Leighton turns to look at her. “Don’t you have a baby to feed?”

They laugh for a moment, and the years of friendship look so good on them. Then they grow serious and turn toward me.

“Okay.” I take a breath. “Decker and I grew up together. My dad coached him when he was eleven, and we became close. Really close. He was my best friend for years. There were feelings, but we never acted on them because of my dad, timing, and I’m not really sure what else now that I look back on it.”

“And then?” Leighton leans forward.

“And then he went to college a year before me, and we lost touch. When my dad took a coaching job near his school, we reconnected, but things were never really the same. He had a girlfriend.” I glance quickly at Callie. “Foster played for my dad, and Decker introduced us at a bar one night, and well…”

Leighton blinks. “You dated Foster?” It comes out as a whisper.

“Junior year. Not for very long.” I reach for my wine and glance at Callie again because this involves her fiancé.
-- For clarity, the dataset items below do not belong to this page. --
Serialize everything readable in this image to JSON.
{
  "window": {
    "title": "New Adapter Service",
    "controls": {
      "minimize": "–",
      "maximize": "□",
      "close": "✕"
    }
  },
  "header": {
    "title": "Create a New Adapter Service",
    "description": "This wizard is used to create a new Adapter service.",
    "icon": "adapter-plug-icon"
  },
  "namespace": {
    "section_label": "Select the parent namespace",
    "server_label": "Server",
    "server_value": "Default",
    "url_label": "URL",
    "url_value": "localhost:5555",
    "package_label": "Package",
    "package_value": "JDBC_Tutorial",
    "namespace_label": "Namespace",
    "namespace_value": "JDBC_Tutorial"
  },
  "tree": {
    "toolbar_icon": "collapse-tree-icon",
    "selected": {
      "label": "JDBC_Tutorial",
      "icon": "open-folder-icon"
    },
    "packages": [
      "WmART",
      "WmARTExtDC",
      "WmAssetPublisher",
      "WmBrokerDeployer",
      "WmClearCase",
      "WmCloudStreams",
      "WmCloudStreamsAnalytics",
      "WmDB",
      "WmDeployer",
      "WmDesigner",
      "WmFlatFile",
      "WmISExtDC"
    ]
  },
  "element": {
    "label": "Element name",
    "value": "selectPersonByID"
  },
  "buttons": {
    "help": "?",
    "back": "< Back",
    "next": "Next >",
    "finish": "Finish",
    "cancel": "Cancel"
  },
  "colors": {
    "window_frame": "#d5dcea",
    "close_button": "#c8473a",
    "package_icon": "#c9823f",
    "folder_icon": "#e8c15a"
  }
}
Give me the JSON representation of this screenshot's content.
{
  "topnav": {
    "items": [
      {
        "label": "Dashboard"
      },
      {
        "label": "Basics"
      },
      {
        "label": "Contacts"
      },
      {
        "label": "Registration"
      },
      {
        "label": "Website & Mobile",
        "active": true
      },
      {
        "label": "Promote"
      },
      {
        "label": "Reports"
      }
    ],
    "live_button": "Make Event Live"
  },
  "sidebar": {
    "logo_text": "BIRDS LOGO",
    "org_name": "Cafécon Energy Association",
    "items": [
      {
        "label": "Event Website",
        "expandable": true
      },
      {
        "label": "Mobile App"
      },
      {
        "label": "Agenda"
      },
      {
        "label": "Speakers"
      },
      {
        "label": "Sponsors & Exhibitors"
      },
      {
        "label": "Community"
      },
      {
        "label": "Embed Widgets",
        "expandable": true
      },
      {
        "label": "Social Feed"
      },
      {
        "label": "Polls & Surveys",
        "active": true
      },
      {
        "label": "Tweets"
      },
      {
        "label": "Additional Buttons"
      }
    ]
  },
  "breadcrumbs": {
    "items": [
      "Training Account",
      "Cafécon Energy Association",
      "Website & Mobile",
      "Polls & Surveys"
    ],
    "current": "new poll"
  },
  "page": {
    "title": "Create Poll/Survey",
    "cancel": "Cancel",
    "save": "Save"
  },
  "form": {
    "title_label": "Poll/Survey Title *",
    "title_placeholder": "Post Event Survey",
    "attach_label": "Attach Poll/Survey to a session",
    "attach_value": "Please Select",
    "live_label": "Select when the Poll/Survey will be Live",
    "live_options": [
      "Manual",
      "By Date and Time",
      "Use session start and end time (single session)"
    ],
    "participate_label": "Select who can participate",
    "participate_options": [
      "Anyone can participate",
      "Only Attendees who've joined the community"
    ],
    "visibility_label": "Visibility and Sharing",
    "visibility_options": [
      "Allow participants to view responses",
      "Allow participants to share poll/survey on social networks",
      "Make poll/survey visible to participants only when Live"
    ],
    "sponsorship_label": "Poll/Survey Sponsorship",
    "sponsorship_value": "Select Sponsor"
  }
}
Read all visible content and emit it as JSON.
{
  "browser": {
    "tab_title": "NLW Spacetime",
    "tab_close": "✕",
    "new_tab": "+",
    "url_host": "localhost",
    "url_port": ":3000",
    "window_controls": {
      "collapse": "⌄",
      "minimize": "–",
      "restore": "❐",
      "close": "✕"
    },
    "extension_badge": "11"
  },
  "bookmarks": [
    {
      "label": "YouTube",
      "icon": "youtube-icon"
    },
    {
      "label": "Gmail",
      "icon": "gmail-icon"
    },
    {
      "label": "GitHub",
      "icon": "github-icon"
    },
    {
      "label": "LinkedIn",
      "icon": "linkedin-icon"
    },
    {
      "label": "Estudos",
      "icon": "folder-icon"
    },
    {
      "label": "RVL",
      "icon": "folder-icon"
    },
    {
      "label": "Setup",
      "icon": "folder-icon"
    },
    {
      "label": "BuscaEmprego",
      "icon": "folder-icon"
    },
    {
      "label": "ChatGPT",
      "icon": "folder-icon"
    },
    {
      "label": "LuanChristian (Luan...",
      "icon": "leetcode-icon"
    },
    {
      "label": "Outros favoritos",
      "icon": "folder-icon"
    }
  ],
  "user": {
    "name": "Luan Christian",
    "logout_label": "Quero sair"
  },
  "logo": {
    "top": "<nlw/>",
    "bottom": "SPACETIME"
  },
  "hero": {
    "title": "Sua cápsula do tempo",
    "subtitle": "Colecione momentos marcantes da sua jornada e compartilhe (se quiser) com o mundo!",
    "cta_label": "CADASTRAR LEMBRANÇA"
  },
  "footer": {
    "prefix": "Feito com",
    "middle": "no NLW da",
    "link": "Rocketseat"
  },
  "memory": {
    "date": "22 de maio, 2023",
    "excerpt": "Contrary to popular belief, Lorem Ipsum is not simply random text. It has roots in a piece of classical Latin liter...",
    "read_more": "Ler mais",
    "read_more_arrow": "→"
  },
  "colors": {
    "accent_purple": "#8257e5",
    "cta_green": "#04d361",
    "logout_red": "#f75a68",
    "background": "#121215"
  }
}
She waves me off. “Go ahead. I don’t care.”

Callie looks out the back window, and I follow her gaze to where Foster holds Ellis against his chest, rocking back and forth, laughing with his friends.
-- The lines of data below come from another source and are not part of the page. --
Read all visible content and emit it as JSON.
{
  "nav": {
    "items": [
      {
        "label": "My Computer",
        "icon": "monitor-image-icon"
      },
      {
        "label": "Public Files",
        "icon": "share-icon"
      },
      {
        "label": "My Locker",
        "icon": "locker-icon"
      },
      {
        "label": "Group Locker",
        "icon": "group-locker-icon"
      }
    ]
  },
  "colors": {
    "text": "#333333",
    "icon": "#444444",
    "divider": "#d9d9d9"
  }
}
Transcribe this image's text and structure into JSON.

Who would’ve ever thought Foster would be the first Davis twin to settle down and have a family? No one from Kingsley or Hartwell, that’s for sure.

“It wasn’t—Foster wasn’t ready to be someone’s boyfriend. He was focused on the draft, and I understood that, but I was twenty and operating under that stupid belief that I could change him.”

They both nod.

I don’t know their dating history, but I can tell they’ve been there. Hasn’t every woman? There’s always one guy you think will change for you, and you just get your heart broken trying.

“And Decker?” Leighton asks.

“Decker and I—” I can’t compress a lifetime into one kitchen conversation waiting to be interrupted by a kid. I tell them a little more of the college story, enough to draw the shape of it without filling it all in, then I jump to my move here, and how I’m planning Dugout Social Club events with him, and he’s teaching my daughter to hula hoop, and apparently I can’t go on a single date without his face showing up in my head.

“Okay,” Leighton says slowly. “I had about forty percent of that right.”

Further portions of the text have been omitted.